Split text into fixed-size token chunks with overlap.
Args:
text: Input text to chunk
chunk_size: Target tokens per chunk
overlap: Token overlap between chunks
Returns:
List of text chunks
"""
encoder = tiktoken.get_encoding("cl100k_base") # GPT-4's encoder
tokens = encoder.encode(text)
chunks = []
start = 0
while start < len(tokens):
end = start + chunk_size
chunk_tokens = tokens[start:end]
chunk_text = encoder.decode(chunk_tokens)
if chunk_text.strip():
chunks.append(chunk_text)
start += (chunk_size - overlap)
return chunks
Handling the overlap problem
Overlap preserves context at chunk boundaries. A question might start in one chunk and continue in the next. Overlap ensures the retriever can find the complete context.
But overlap has a cost: the same text appears in multiple chunks, inflating your vector store. With 50-token overlap on 512-token chunks, roughly 10% of your content is duplicated.
def fixed_chunk_with_overlap_stats(
text: str,
chunk_size: int = 512,
overlap: int = 50
) -> tuple[list[str], dict]:
"""Chunk text and return statistics about overlap."""
encoder = tiktoken.get_encoding("cl100k_base")
tokens = encoder.encode(text)
chunks = []
total_tokens = len(tokens)
unique_tokens = set()
start = 0
while start < len(tokens):
end = start + chunk_size
chunk_tokens = tokens[start:end]
chunk_text = encoder.decode(chunk_tokens)
if chunk_text.strip():
chunks.append(chunk_text)
unique_tokens.update(chunk_tokens)
start += (chunk_size - overlap)
stats = {
"total_tokens": total_tokens,
"num_chunks": len(chunks),
"unique_tokens": len(unique_tokens),
"overlap_ratio": 1 - (len(unique_tokens) / total_tokens),
"tokens_per_chunk_avg": total_tokens / len(chunks) if chunks else 0
}
return chunks, stats
Document-level chunking with metadata
When chunking a document, attach source metadata to every chunk.

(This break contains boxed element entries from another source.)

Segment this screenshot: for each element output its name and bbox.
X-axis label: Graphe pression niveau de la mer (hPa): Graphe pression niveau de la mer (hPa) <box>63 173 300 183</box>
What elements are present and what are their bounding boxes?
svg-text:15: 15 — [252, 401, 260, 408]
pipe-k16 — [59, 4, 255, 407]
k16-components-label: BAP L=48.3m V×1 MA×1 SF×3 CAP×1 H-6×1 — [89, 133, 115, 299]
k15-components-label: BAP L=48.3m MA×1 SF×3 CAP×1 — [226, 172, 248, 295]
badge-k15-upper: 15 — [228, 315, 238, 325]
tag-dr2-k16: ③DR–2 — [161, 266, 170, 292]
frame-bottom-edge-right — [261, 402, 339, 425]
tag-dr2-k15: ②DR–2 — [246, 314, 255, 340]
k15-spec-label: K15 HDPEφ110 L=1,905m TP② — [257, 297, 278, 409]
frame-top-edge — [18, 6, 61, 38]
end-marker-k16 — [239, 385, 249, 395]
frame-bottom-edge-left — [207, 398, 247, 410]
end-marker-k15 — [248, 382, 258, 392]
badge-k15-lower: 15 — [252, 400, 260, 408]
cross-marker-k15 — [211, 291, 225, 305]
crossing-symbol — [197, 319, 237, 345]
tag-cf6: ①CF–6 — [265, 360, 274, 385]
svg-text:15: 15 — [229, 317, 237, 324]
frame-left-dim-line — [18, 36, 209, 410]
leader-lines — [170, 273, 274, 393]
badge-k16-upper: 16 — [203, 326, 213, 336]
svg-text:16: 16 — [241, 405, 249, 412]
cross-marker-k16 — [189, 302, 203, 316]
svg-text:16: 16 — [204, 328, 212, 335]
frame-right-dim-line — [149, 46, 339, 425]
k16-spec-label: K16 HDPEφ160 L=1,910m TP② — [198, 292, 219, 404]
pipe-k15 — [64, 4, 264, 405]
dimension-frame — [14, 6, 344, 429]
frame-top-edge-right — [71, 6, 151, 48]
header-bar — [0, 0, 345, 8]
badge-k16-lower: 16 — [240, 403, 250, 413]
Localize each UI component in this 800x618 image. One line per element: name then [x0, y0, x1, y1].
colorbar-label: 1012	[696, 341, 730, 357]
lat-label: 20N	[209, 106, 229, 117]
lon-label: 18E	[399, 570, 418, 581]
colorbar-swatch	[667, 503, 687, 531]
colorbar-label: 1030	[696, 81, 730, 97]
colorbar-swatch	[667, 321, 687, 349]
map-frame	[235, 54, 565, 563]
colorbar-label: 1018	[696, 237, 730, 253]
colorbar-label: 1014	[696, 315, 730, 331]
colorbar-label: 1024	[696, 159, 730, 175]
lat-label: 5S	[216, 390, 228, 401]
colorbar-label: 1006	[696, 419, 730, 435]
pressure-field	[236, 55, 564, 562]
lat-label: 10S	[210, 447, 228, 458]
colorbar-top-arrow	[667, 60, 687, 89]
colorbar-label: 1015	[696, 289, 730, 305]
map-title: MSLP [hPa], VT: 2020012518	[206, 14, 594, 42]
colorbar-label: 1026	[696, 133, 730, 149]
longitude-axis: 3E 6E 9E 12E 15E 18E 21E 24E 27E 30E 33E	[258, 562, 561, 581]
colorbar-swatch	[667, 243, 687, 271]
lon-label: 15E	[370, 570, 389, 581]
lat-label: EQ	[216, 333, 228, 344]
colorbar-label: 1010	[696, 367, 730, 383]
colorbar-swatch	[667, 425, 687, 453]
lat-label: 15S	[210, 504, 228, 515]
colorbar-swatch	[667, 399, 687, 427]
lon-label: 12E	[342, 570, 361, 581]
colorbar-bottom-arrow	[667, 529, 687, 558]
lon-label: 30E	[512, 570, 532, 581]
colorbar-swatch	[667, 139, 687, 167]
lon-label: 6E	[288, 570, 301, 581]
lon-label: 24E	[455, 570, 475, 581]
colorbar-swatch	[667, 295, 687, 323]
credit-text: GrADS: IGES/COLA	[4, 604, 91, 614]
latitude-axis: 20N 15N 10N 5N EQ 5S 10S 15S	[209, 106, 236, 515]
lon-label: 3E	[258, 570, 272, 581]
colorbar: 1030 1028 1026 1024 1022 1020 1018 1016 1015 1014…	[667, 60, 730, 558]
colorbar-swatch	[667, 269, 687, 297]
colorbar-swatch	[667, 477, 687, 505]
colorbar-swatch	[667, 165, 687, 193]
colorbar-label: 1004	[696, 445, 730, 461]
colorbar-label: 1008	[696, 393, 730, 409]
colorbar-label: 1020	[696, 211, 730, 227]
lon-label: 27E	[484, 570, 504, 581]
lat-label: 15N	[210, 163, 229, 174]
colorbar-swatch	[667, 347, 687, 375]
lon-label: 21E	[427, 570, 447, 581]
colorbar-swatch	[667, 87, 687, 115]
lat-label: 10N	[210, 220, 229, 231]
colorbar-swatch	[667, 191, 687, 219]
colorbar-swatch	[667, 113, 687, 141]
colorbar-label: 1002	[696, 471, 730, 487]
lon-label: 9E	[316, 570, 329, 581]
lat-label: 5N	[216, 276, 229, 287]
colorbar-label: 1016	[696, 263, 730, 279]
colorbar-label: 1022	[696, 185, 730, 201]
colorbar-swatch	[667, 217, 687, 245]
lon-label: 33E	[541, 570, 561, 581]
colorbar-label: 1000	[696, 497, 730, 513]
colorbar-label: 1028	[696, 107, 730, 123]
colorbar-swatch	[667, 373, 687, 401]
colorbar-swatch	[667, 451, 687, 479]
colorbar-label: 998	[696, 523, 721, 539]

from dataclasses import dataclass
from typing import Optional
@dataclass
class Chunk:
text: str
chunk_index: int
source_document: str
start_char: int
end_char: int
num_tokens: int
def chunk_document(
document: dict,
chunk_size: int = 512,
overlap: int = 50
) -> list[Chunk]:
"""Chunk a document with full provenance metadata."""
encoder = tiktoken.get_encoding("cl100k_base")
text = document["text"]
source = document.get("source", "unknown")
tokens = encoder.encode(text)
chunks = []
start = 0
while start < len(tokens):
end = start + chunk_size
chunk_tokens = tokens[start:end]
chunk_text = encoder.decode(chunk_tokens)
if chunk_text.strip():
# Calculate character positions (approximate)
char_start = len(encoder.decode(tokens[:start]))
char_end = len(encoder.decode(tokens[:end]))
chunks.append(Chunk(
text=chunk_text,
chunk_index=len(chunks),
source_document=source,
start_char=char_start,
end_char=char_end,
num_tokens=len(chunk_tokens)
))
start += (chunk_size - overlap)
return chunks
When to use fixed-size chunking
Fixed-size chunking works when:
- Documents have no structure (chat logs, meeting transcripts)
- Speed matters more than semantic coherence
- You are prototyping and need something that works immediately
Fixed-size chunking fails when:
- Documents have clear section boundaries
- Paragraphs contain complete thoughts that should stay together
- Headers and their content are separated (common failure)
# Demonstration of boundary problems
text = """
# Return Policy
## Section 1: Electronics
The return window for electronics is 30 days.
This applies to all purchases made in 2024.
## Section 2: Clothing
The return window for clothing is 60 days.
Clothing must be unworn with tags attached.
"""
chunks = fixed_size_chunk(text, chunk_size=50, overlap=10)
# Chunk 0 might end at "...electronics is 30"
# Chunk 1 might start at "days. This applies..."
# The question "What is the return window for electronics?" gets answered
# with half electronics policy and half clothing policy
Take a 2000-word article and chunk it with chunk_size=300 combined with overlap=50, 100, and 150. Calculate the overlap ratio for each. Explain why increasing overlap beyond a certain point provides diminishing returns.